The Kyocera Echo is the strangest phone I've ever seen. Inside, it's just mundane—but on the outside, it's a batshit bizarre, morphing, dual screen stab at DS form with iPad function. It fails at both. It's freakishly bad.
The Echo could have been something spectacular. With a form so over the top, it's begging for equally radical function. If Kyocera wanted to make the it anything special, it should have made the phone act as crazy as it looks—a dual-core, 4G, game-thumping, media-churning beast. The dual screens should have been wonderful, taking all the pain out of multitasking. No more swiping between apps. No more choosing at all. Send an email about the weather while you check the weather. Shit-talk your friends while you beat them in a game. Play two turns of the same game at once! Record video of the dish you're cooking while you read from a recipe app!
Crazy things! And non-crazy things. Creative use of two screens could have lead to interfaces unlike any we've seen on smartphones before—immaculately organized, and oozing with information. But there's nothing on those screens but potential. Crazy potential! Why can't I use one of the windows as a dedicated touch keyboard unless it's flipped into the stupidly goofy miniature laptop mode? And why, why didn't they push gaming harder? An Android-powered DS killer would have been... pretty killer. But—nope. I will, however, emphatically note that Google Maps spread across two screens highly attractive (and nice to use!).
But that's about it. Where the Echo could have reveled in its strangeness, it's entirely weighed down by it. If you're adding a second full-size screen, it sure as hell better do something worthwhile. But the Echo's double head does nothing but stare back at you with bland menu boredom. Extra space for your email. More space for contacts. It's slow. It's wasteful. It's essentially two average Androids stitched together through some perverse design surgery. The Echo's attempts to make use of the second screen are mundane, without daring, and overall... blah. I'm just wondering why.
Why do I want to have a browser window and my email inbox open at the exact same time? I may have two screens, but I only have two eyes, and they can only point in one direction at once. Instead of a bigger, dual-screen mail browser, make a better mail browser. Instead of a YouTube client that allows you to queue new videos while you're already watching one, make a YouTube client that responds to swipes.
Most disappointingly, the list of apps that can be split between two screen is painfully lacking: only messaging, email, browser, phone, photo gallery, contacts, and the aforementioned YouTube client. An SDK will be available at some nebulous point in the future, opening up the double screen multitasking to new apps—an SDK that will surely see little to no use among devs. So what you're left with just isn't enough. Not enough to justify the double vision. Certainly not enough to justify the battery-ravaging cost of powering two screens at once. Not even close.

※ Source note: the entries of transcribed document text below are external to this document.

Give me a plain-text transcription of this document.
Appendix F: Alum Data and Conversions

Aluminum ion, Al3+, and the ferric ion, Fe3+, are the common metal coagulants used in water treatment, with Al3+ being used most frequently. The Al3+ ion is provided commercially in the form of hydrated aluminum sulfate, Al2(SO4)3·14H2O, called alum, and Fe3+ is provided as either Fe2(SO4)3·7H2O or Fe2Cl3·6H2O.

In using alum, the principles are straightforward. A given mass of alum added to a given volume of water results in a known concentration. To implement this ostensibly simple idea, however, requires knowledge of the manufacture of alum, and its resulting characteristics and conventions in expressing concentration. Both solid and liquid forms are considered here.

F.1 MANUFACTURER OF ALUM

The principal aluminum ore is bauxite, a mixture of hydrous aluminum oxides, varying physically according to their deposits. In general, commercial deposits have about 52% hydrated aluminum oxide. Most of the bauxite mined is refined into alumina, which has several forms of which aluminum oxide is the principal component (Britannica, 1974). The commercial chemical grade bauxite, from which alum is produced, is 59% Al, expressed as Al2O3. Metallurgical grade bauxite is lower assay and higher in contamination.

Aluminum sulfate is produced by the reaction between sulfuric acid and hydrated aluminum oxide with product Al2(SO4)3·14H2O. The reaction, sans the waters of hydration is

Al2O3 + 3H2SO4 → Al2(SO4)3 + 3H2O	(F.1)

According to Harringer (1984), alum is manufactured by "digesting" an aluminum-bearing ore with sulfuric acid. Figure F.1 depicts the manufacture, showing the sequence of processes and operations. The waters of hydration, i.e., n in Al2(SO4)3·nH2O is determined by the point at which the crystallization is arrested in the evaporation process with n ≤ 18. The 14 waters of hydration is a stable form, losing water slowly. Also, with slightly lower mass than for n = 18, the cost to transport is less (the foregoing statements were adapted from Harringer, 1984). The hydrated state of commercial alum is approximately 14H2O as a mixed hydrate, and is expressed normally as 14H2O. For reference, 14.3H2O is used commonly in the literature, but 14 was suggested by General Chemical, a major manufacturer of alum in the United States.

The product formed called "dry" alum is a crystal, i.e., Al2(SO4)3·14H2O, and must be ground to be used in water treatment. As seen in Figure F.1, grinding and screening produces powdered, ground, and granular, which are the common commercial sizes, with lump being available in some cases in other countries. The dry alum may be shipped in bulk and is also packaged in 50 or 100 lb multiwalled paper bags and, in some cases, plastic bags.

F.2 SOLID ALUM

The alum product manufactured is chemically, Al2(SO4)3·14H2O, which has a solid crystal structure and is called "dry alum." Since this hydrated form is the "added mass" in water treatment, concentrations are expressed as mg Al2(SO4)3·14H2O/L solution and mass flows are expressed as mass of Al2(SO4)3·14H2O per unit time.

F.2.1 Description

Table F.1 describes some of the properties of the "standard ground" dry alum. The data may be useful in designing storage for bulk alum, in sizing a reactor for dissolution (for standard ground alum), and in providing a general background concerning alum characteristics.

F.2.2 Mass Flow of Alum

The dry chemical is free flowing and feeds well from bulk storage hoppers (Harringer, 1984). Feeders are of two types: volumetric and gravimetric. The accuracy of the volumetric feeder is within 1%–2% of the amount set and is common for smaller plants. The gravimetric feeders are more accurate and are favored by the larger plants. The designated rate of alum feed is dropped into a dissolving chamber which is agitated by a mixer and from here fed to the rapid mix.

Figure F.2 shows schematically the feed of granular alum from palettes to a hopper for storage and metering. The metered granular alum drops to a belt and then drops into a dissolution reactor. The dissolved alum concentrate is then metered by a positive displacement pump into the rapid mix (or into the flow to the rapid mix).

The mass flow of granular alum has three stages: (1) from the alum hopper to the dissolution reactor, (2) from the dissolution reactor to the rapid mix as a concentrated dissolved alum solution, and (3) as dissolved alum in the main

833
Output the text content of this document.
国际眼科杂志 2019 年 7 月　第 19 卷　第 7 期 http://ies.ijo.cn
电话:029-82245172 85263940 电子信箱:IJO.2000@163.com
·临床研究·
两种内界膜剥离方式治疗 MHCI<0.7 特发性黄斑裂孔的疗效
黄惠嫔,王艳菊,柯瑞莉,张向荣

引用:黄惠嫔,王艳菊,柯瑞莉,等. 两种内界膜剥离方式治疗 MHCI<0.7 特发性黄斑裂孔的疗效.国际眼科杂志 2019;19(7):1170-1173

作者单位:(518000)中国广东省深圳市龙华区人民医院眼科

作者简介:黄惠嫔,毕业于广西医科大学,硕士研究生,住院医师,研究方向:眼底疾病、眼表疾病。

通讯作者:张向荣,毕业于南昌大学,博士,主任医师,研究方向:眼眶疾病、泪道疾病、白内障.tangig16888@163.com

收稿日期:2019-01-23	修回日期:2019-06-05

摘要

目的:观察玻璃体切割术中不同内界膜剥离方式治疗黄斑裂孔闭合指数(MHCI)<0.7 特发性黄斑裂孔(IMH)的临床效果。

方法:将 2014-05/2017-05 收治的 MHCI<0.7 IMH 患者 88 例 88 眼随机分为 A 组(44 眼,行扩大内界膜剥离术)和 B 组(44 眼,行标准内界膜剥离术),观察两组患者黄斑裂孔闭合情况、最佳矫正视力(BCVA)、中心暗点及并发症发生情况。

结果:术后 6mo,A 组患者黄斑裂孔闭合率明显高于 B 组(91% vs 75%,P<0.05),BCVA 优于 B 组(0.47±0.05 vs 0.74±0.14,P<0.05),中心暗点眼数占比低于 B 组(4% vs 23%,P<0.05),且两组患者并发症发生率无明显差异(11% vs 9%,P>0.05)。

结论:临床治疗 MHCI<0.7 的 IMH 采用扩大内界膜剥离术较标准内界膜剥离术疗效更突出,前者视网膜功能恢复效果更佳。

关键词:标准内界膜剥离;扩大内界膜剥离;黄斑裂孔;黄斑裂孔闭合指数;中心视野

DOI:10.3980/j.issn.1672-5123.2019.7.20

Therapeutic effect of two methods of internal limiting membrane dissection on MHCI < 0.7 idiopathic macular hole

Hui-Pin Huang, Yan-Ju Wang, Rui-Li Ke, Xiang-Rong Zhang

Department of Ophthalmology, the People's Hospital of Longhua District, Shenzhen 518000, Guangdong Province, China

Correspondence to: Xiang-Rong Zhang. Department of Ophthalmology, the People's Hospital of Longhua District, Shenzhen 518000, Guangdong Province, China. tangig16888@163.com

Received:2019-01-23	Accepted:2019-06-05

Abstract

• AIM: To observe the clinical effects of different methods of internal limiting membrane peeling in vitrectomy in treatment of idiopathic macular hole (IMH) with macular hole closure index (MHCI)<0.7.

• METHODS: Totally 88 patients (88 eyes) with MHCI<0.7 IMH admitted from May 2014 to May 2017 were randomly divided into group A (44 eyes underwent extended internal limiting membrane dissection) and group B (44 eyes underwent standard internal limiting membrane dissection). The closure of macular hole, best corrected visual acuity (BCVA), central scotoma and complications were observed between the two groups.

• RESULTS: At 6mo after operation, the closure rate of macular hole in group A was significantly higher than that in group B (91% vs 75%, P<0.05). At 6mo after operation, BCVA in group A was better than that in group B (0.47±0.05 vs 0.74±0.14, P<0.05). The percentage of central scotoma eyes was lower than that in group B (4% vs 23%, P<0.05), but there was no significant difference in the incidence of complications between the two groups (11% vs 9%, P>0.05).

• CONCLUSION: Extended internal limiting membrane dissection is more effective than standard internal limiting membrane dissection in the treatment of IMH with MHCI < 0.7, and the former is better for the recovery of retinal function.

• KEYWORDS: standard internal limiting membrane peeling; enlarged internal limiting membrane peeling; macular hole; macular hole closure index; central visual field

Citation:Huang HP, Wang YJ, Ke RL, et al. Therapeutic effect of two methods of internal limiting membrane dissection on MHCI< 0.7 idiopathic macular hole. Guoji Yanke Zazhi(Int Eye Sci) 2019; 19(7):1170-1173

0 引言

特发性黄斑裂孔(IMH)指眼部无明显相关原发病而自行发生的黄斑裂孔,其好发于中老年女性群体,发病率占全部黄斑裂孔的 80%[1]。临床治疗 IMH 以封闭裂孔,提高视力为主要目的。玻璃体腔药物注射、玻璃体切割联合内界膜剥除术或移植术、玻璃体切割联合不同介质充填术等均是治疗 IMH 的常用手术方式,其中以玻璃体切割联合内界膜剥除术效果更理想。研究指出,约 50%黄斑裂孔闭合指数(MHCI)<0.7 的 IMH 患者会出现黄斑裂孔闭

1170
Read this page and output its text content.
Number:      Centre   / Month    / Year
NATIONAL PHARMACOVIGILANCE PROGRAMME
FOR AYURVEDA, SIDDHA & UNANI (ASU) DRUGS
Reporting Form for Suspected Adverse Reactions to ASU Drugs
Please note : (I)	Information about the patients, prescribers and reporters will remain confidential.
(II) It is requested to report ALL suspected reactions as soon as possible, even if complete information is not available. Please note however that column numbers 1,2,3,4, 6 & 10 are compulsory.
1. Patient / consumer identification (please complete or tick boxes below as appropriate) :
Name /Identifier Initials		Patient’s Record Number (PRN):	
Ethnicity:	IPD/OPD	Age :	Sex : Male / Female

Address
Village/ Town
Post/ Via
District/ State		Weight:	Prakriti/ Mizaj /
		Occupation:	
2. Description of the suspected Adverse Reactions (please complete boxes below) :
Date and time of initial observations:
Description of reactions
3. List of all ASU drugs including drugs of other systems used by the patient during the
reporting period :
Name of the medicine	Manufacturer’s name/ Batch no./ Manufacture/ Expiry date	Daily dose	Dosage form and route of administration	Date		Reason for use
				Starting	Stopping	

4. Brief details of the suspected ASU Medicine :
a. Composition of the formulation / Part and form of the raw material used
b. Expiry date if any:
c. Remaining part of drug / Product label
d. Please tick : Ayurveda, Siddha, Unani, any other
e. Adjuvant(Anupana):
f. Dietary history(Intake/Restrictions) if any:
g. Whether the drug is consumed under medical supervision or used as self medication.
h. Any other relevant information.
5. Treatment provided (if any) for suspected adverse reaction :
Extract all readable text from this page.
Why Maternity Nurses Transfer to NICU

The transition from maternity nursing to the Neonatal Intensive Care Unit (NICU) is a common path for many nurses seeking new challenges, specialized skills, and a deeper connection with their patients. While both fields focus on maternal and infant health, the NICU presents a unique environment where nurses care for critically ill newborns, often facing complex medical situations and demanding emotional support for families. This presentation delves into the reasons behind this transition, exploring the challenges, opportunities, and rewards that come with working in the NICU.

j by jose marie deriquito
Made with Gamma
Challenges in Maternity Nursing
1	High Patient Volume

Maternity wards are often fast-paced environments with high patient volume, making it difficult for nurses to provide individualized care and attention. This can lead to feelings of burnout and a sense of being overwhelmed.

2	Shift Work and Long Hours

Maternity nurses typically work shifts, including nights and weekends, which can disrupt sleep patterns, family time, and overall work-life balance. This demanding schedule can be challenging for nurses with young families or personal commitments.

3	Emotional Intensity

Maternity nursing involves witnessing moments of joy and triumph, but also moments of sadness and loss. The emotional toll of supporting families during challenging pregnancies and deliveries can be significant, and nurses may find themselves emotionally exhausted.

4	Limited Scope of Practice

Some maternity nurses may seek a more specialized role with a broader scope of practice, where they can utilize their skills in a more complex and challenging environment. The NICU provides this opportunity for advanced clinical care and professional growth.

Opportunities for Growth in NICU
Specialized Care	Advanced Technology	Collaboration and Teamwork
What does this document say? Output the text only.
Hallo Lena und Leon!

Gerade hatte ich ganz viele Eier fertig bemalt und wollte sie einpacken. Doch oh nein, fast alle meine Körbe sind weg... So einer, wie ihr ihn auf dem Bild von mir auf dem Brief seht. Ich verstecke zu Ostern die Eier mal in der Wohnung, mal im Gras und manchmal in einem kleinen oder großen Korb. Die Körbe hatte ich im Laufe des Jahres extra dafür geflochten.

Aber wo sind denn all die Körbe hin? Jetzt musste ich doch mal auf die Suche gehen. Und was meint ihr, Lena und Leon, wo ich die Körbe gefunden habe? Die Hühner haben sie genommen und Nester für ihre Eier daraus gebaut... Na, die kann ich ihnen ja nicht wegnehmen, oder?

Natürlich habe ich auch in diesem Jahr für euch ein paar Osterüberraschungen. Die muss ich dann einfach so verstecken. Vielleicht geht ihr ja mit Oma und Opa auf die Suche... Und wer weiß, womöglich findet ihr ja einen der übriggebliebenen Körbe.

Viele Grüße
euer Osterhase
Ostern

The only thing the Android 2.2 phone has going for it is two, 3.5-inch screens. Just sitting there. In its default mode, the Echo looks and feels pretty much like any other Android candybar. But it swivels open (feeling surprisingly sturdy and unlikely to disintegrate the tenth time), exposing its second screen. Once swiveled, click into place for what Kyocera is pushing as a pseudo-tablet. It's rectangular, yes, and uses electricity, but beyond this it has virtually no commonality with an actual tablet. Even when unfolded into its angry Optimus Prime mode, it's still just an Android phone with two screens. Spec-wise, it's more of the same. Same old 1 Ghz Snapdragon processor. Same old 5-megapixel camera. Same old 720p video recording. No 4G support. It's just a lab mouse with too many chromosomes.
The Echo mistakes enormity for capacity, thinking double the real estate will mean double the fun. But it's just double the… screen. It's just more glass. Multitasking—a term Kyocera and Sprint are hawking like a child who just learned a swear word for the first time is important. What's not important? Hypertasking and simultasking, two made up non-terms that Kyocera was also flinging around—easily seizing the crown for dumbest buzzwords encountered in my tenure on this planet. Making up words won't fill these screens with anything meaningful.